Estonia and Germany as Models
In the early 1990s, Estonia emerged from the Soviet collapse with little capital and no obvious path forward. It made a deliberate bet to treat its entrepreneurial class as a national asset, helping to grow and scale companies that established the country's reputation as a nation of builders. Today, Estonia has more unicorn companies—privately held startups valued at over US$1 billion—per capita than any country on Earth. Skype, Wise, and Bolt were built there. A country of 1.3 million people decided to take control of its own future, and it did.
Similarly, Germany's post-war recovery was not built on dominant conglomerates but on the Mittelstand: hundreds of thousands of small and medium-sized manufacturers. They now account for more than half of Germany's economic output and nearly 60 per cent of its jobs. More than 600 are world market leaders in their fields. This was the product of a deliberate government decision to build from the middle out, rather than from the top down.
Canada's Missed Bet
Canada has never made that bet on the same scale, Pence writes. Instead, the country has a small number of large, entrenched players—oligopolies and family dynasties that have shaped the economy for generations. This happens when capital concentrates and procurement flows to the familiar; when we play it safe. The result is a country where the instinct to build something from scratch is not rewarded, and where the fastest path to scale often runs through a foreign parent company.

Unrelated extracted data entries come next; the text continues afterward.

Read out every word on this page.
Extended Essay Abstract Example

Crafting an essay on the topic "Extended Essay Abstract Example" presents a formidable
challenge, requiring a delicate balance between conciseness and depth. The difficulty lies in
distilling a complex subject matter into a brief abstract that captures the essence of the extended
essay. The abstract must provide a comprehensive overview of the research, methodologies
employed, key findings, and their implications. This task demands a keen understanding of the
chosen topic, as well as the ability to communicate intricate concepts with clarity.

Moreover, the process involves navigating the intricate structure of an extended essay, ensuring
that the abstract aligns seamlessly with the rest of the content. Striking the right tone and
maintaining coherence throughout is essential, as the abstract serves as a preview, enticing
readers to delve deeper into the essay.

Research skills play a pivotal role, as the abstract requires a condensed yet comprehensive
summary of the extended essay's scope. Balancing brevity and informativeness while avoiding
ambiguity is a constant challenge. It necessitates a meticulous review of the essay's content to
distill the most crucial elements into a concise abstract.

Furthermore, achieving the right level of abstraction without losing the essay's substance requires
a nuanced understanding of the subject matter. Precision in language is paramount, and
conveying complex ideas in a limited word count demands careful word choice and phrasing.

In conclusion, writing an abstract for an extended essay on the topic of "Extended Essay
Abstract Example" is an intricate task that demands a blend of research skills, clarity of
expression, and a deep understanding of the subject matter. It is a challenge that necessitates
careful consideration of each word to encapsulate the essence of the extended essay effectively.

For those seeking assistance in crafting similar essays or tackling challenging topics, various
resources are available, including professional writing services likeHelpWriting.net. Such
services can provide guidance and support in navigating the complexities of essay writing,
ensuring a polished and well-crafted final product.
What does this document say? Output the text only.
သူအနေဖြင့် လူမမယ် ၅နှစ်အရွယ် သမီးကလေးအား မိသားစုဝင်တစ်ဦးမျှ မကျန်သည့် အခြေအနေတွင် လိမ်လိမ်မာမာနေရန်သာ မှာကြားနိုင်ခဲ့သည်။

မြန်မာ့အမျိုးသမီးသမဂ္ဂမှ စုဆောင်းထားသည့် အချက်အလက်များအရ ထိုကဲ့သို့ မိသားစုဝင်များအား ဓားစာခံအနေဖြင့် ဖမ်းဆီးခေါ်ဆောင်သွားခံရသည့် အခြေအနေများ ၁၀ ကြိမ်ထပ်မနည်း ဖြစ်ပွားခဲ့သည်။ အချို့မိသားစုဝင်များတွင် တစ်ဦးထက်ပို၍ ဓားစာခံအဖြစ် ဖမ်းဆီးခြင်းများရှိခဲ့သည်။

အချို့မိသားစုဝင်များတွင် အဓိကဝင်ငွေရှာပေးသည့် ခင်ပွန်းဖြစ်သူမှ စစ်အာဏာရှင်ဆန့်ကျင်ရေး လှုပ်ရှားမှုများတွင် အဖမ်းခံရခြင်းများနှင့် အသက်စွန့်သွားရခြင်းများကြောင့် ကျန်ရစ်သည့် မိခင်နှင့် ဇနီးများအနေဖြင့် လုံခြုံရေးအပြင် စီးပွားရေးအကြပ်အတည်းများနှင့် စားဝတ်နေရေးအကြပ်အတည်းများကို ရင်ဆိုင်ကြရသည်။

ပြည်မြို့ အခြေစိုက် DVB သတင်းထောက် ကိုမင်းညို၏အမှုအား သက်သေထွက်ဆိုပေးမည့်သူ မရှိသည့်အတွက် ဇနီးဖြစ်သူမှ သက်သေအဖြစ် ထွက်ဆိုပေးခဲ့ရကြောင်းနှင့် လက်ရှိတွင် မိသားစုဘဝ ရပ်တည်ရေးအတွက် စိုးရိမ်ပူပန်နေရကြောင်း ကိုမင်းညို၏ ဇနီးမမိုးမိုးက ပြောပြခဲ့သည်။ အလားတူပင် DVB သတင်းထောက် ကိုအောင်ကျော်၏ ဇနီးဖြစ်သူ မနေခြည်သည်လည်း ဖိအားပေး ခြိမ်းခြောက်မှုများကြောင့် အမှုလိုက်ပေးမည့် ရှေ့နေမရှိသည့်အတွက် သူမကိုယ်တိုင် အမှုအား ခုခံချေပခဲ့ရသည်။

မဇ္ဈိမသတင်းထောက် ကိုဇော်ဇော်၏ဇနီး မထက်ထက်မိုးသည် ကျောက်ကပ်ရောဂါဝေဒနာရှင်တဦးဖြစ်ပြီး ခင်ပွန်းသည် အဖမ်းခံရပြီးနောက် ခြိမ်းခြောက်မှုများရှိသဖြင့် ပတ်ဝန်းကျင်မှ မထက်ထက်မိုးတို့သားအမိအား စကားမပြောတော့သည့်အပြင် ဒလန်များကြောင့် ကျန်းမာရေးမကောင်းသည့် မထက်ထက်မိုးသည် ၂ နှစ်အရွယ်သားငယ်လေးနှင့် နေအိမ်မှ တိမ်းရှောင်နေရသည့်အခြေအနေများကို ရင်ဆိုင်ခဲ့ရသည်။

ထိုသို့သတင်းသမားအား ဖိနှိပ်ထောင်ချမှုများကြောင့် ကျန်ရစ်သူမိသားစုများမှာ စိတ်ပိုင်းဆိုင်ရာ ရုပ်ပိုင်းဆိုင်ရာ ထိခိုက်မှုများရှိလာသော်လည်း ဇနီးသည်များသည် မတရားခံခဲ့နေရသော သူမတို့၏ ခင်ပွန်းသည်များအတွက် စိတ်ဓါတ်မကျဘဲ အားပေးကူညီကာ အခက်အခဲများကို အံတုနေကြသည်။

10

The resulting brain drain is a policy failure with a long history. Canada trains exceptional engineers and founders and then watches them leave because there is rarely anything here worth staying for, Pence argues.
Personal Experience Building a Defence Company
As Pence built his defence company in Canada, he met sharp, hard-working Canadian engineers who had spent years in the United States. It wasn't that they wanted to leave, but they knew that if they stayed, they would be cogs in large, foreign machines, advancing another country's IP and contributing to another country's future. It was good work, it paid well, but it was neither theirs nor Canada's to own.
“There are Canadians who want to come home, but only if there is something worth building here,” Pence says.
What Needs to Change
Keeping the best and brightest from going south requires an environment that gives an entrepreneurial Canadian a reason to bet on their country. That means procurement that moves at speeds required for a startup, contracts structured to build and scale domestic IP, and a culture inside government that treats an initial purchase contract as a bet on a future Canadian success story instead of a financial risk.
Pence also calls for Canada to dream big. “To borrow a sport analogy, we need to go for gold, and not just a podium finish, to attract top talent,” he writes. Most of Canada's legacy industrial policy was calibrated for safety and designed to minimize risk rather than maximize outcome. The country set its sights on participation and being a respected supplier, but that is not how you build an industry or retain the talent to sustain it.